Like Someone in Love
by M. Faust
Like watching a movie - not
Like Someone in Love
Filmmakers are fond of saying that the most interesting thing about their work is what audiences bring to it and make of it.
Here’s the esteemed Iranian director Abbas Kiarostami expounding on that theme in an interview with the Village Voice: “I make one film as a filmmaker, but the audience, based on that film, makes 100 movies in their minds…This is what I strive for. Sometimes, when my audiences tell me about the mental movies they have made based on my movie, I am surprised, and I become the audience for their movies as they are describing them to me.”
From that, it follows that the viewer’s state of mind must also be of some concern to the filmmaker.
In that spirit, I can only hope that, in the unlikely event that Kiarostami ever reads these comments, he will keep in mind that they were written based on a screening of the film I attended six months ago; that the notes I took at that point are in a notebook I have not seen since I packed it in a box whilst moving three months ago; that I would have watched the film again but the distributor never sent a screener; that I was required to write a last-minute review anyway because a I booked space for it in this issue; and that I wrote it on an uncomfortable and unwieldy combination of two jury-rigged computers after my cat knocked a glass of juice over on my keyboard.
(That I am bothering you, dear reader, with all this has as much to do with laying a conceptual basis for my comments as it does with the fact that I have to fill up an entire page here.)
I’ve been following Kiarostami since the early 1990s, when Iranian movies started commanding international attention. He has always stood apart from his countrymen for his interest in cinema over storytelling. As tends to happen with filmmakers like this (think Jean-Luc Godard), he has over time become interested in deconstructing the mechanics of making movies. He is very interested in filming people sitting in cars. Not speeding cars, exploding cars, cars rolling over or cars with laser beams mounted in their grills: just cars. He went from films composed with a minimum number of shots to films made with a single stationary camera. His last Iranian film, Shirin, is built entirely of shots of the faces of 114 women as they watch a film. We never see the film, only the faces of the viewers.

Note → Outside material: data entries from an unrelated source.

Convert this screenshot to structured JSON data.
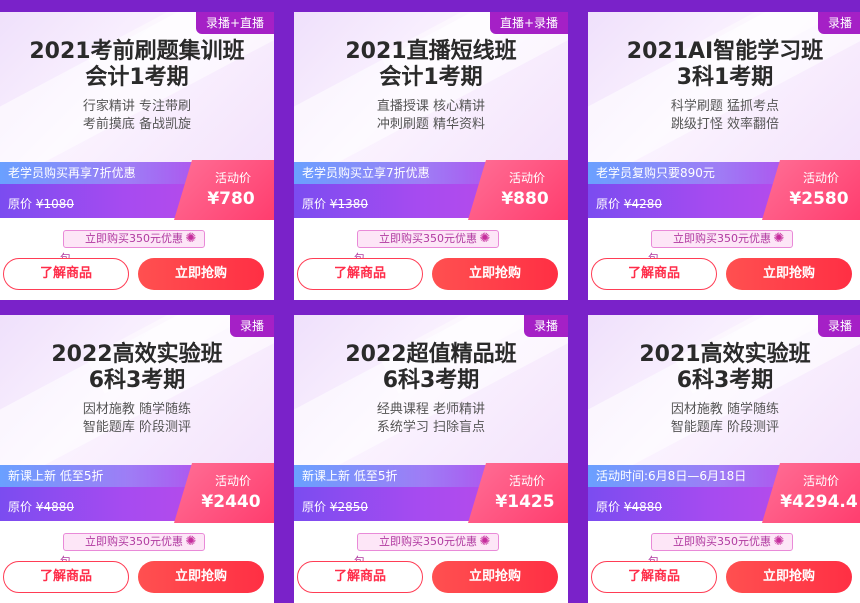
{
  "common": {
    "activity_label": "活动价",
    "orig_prefix": "原价",
    "coupon": "立即购买350元优惠",
    "coupon_tail": "包",
    "info_button": "了解商品",
    "buy_button": "立即抢购",
    "colors": {
      "page_bg": "#7a22c9",
      "tag_bg": "#a520c6",
      "accent": "#ff3d55"
    }
  },
  "cards": [
    {
      "tag": "录播+直播",
      "title1": "2021考前刷题集训班",
      "title2": "会计1考期",
      "desc1": "行家精讲 专注带刷",
      "desc2": "考前摸底 备战凯旋",
      "promo": "老学员购买再享7折优惠",
      "orig": "¥1080",
      "price": "¥780"
    },
    {
      "tag": "直播+录播",
      "title1": "2021直播短线班",
      "title2": "会计1考期",
      "desc1": "直播授课 核心精讲",
      "desc2": "冲刺刷题 精华资料",
      "promo": "老学员购买立享7折优惠",
      "orig": "¥1380",
      "price": "¥880"
    },
    {
      "tag": "录播",
      "title1": "2021AI智能学习班",
      "title2": "3科1考期",
      "desc1": "科学刷题 猛抓考点",
      "desc2": "跳级打怪 效率翻倍",
      "promo": "老学员复购只要890元",
      "orig": "¥4280",
      "price": "¥2580"
    },
    {
      "tag": "录播",
      "title1": "2022高效实验班",
      "title2": "6科3考期",
      "desc1": "因材施教 随学随练",
      "desc2": "智能题库 阶段测评",
      "promo": "新课上新 低至5折",
      "orig": "¥4880",
      "price": "¥2440"
    },
    {
      "tag": "录播",
      "title1": "2022超值精品班",
      "title2": "6科3考期",
      "desc1": "经典课程 老师精讲",
      "desc2": "系统学习 扫除盲点",
      "promo": "新课上新 低至5折",
      "orig": "¥2850",
      "price": "¥1425"
    },
    {
      "tag": "录播",
      "title1": "2021高效实验班",
      "title2": "6科3考期",
      "desc1": "因材施教 随学随练",
      "desc2": "智能题库 阶段测评",
      "promo": "活动时间:6月8日—6月18日",
      "orig": "¥4880",
      "price": "¥4294.4"
    }
  ]
}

Now in exile and working in France (which brings to mind comparisons with Michael Haneke, another cerebral filmmaker who often seems more interested in punishing the audience than in catering to it), Kiarostami found a balance with the market place in his last film, Certified Copy, in which a French woman (Juliette Binoche) and an English man meet and develop a relationship while on vacation in Tuscany. At least so it seems: Perhaps they are actually husband and wife playing a private game? The ambiguity is strong enough to make the film playful and engrossing.
His new film Like Someone In Love is also built around ambiguity and uncertainty, but the effect is quite the opposite. From the protracted opening scene, in which we see women sitting in a bar in Tokyo and listen to a conversation but are unable to reconcile the two sources of information, it is a film built on frustration.
To give you a head start, the film centers on Akiko (Rin Takanashi), a student who makes ends meet by working as a high-end escort. (That may or may not actually mean prostitute; this is not a film that likes to answer questions.) Events, perhaps not the best word to use in a film like this, bring her in contact with Takashi (Tadashi Okuno), a retired professor who does translation work and seldom sees other people. Later, along comes Noriaki (Ryo Kase), Akiko’s jealous fiancée. He mistakes Takashi for her grandfather. She doesn’t correct him, because that would clear things up.
Reviewers more perspicacious than I find this film intriguing. They rejoice in its allusions to other filmmakers, including Yasujiro Ozu and Krzysztof Kieslowski (and how nice to see a filmmaker who can refer to another director besides Hitchcock). They find Kiarostami’s disorienting compositions elegant and the whole thing fascinating for the amount of work they had to do to figure out what may or may not be going on.
But by the time the film ended with an actual event, one that Kiarostami allows onscreen only long enough so that you can feel the frustration of his cutting away from it to go to the credits, I felt like I had just spent nearly two hours as the butt of his joke.